Our church's women's retreat is coming up in March with a theme of "Rejoice!" I'm helping to set up the breakout sessions, and in preparation for that, I've begun studying the book of Philippians. Yesterday, I was struck by these words from Paul in Philippians 4:11-13:
"I am not saying this because I am in need, for I have learned to be content whatever the circumstances. I know what it is to be in need, and I know what it is to have plenty. I have learned the secret of being content in any and every situation, whether well fed or hungry, whether living in plenty or in want. I can do all this through him who gives me strength."
I have read those words many times before but yesterday the word "learned" struck me. I began to think about how you would go about learning to be content. We live in one of the most materialistic cultures in the world. We have so much in this country, yet we are always wanting more. Many Americans live on credit that so overextends them that their lives are one big ball of stress caused by trying to figure out how to make ends meet.
Imagine how much less stress we would have in our lives if we learned to be content. I don't know what happens in your home, but it seems that as soon as Christmas is over, my kids start talking about the things that they want for their birthdays, which are four and six months away. The only way our kids will learn to be content in all circumstances, with both their material possessions and with their life circumstances is if we teach them how to do that.
The tempation is to remind our children how good they have it. Did your mother ever tell you to clean your plate because "there are starving children in Africa?" Did you ever wonder how those two things were related? Was your mother going to scrape the stuff off your plate, put it in a box and send it to those kids in Africa?
Kids need concrete, non-preachy ways to help them understand the idea of contentment, which is simply finding joy in your own circumstances. Because our joy does not come from our situation but from knowing God through Jesus, we should be able to find contentment in any circumstance. Open your kids' eyes to the way other children in other parts of the world (and even in places near your home) live, but do it in such a way that it teaches them contentment--not makes them wonder what the connection is.
  • When your kids start to get the "gimme's" for things that are well beyond their reach, help them to focus on the blessings in their own lives. Gently turn the conversation to the things they have to be thankful for. Play a game to see who can name the most things for which they are thankful.

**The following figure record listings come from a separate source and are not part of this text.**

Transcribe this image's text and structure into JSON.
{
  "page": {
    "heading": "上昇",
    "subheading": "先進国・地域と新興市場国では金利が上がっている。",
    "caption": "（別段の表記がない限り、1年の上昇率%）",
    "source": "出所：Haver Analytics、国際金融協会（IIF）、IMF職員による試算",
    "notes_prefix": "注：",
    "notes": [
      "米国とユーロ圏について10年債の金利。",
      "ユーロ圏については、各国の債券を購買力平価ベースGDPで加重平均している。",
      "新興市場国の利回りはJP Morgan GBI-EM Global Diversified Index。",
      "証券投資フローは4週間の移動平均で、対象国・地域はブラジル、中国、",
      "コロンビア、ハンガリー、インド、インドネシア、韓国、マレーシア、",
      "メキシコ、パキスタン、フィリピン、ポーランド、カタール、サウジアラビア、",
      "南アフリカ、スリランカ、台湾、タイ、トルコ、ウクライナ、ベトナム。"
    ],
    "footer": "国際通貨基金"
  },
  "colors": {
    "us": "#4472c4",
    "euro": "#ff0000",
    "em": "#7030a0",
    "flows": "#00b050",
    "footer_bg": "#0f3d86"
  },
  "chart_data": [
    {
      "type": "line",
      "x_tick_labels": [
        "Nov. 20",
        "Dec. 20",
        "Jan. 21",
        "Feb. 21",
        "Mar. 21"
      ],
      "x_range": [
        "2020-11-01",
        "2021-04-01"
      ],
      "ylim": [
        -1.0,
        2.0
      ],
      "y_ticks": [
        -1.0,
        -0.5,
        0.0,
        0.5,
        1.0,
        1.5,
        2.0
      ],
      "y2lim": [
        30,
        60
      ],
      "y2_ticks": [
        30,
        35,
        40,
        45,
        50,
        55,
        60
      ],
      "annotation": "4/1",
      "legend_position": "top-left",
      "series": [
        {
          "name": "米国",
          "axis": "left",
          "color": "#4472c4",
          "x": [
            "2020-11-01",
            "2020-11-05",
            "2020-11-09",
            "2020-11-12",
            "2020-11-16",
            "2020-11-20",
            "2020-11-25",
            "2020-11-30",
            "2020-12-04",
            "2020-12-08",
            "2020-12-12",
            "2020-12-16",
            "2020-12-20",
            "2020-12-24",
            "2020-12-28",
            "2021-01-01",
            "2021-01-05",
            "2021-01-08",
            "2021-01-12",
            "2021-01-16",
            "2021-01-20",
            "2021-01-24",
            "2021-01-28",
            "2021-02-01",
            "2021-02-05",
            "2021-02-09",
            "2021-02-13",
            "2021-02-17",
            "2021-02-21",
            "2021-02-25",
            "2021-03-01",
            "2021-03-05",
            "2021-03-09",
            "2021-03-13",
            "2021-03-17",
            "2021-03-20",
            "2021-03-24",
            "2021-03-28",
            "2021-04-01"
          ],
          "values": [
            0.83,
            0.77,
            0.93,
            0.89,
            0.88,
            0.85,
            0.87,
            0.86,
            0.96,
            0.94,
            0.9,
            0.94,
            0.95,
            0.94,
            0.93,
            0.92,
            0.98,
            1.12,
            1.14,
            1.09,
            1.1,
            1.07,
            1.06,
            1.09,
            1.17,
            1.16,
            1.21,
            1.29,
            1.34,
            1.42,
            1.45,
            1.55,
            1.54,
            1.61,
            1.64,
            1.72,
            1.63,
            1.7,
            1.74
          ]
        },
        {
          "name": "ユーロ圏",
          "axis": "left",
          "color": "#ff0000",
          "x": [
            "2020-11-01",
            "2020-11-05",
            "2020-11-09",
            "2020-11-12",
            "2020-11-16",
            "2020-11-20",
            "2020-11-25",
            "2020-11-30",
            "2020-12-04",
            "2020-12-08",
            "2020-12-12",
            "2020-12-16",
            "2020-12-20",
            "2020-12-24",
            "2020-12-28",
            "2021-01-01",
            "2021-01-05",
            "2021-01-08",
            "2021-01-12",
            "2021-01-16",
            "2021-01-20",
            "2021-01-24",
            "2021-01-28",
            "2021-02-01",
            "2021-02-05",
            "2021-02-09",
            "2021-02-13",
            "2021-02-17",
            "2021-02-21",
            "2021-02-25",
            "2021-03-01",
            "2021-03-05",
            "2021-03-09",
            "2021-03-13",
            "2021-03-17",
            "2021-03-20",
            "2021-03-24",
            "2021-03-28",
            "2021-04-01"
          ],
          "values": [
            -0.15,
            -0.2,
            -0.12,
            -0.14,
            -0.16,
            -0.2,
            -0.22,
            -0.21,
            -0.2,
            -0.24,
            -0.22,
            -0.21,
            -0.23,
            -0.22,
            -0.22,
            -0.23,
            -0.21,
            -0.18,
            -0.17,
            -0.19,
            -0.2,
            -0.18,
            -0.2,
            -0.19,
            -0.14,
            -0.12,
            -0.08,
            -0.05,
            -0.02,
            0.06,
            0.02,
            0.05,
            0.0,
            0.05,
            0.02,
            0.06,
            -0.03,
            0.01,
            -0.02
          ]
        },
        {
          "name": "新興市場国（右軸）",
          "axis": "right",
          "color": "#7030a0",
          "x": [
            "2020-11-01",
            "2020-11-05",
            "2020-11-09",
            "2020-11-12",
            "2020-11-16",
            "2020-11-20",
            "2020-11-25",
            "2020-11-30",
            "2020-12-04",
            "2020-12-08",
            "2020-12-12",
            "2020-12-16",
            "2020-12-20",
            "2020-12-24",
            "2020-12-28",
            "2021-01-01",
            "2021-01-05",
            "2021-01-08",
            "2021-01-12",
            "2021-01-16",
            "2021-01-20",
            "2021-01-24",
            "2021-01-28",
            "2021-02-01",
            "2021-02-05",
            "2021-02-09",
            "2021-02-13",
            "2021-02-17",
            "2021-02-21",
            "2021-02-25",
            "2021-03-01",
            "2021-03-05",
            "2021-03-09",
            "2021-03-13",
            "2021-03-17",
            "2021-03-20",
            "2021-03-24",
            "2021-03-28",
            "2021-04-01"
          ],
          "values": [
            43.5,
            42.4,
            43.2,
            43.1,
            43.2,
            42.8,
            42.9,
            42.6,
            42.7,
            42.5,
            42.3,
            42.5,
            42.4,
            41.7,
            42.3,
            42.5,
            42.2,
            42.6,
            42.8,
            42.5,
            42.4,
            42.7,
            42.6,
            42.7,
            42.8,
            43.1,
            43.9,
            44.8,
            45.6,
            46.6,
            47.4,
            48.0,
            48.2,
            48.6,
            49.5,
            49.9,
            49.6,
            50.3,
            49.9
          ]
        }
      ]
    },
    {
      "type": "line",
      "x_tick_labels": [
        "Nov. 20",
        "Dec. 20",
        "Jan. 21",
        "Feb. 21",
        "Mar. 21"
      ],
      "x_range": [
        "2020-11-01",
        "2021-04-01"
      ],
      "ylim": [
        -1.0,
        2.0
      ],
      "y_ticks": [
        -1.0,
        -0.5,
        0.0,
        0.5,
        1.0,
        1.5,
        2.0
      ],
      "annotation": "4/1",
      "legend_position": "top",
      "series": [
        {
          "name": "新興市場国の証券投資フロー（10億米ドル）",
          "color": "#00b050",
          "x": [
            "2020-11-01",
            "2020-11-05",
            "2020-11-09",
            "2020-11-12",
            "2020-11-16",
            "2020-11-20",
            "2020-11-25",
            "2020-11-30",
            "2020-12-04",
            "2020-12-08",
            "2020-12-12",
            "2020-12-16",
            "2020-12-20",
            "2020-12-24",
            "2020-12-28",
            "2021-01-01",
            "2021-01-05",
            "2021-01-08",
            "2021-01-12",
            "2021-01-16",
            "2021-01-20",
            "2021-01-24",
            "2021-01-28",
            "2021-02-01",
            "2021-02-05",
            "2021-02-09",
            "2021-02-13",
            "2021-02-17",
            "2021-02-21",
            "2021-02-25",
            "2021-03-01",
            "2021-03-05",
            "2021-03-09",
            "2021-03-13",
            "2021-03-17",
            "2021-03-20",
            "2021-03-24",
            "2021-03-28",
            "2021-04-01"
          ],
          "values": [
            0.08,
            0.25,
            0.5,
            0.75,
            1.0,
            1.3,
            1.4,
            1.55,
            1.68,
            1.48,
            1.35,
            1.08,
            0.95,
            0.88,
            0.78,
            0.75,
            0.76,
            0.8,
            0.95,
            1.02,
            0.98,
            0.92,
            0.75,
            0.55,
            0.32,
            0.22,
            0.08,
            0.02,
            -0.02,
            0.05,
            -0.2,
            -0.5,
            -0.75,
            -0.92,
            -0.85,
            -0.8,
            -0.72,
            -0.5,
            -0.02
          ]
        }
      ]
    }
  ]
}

  • Participate in service projects that allow your kids to help other kids, both locally and abroad. Help out at a local soup kitchen. Collect books for a local school or homeless shelter. Get your kids involved in choosing the people they want to help. If at all possible, let your kids tour a facility that helps kids in some way, whether it be a homeless shelter or a ministry partner in the inner city. Give your kids an up-close look at how some other kids live.
  • Work together to sponsor a child through a Christian organization. Most child sponsorships cost only $30-50 a month. Talk about all the things that your sponsored child receives for that small amount of money. Find out all you can about how your sponsored child lives and compare it to how your children live.
  • Talk about contentment with your kids. Read Philippians 4 with them and talk about how Paul was in prison when he wrote those words. As a family, make a list of the things that make you content. Focus on the intangible rather than the tangible. Make up scenarios that take away material things and ask your kids how they could be content. For example, "You live in a tent in the forest, how can you be content?"
Contentment is learned. The most important way you can teach it to your children is to be content yourself. If your kids see you constantly striving to "get more" and never being content with what you have, then that is what they will consider normal. If you have never learned to be content, spend some time with God asking Him to show you how to be content in your current circumstances. Remember that our contentment comes from our joy in Christ, not from any material possessions. When we focus on that, we, too, can learn to be content.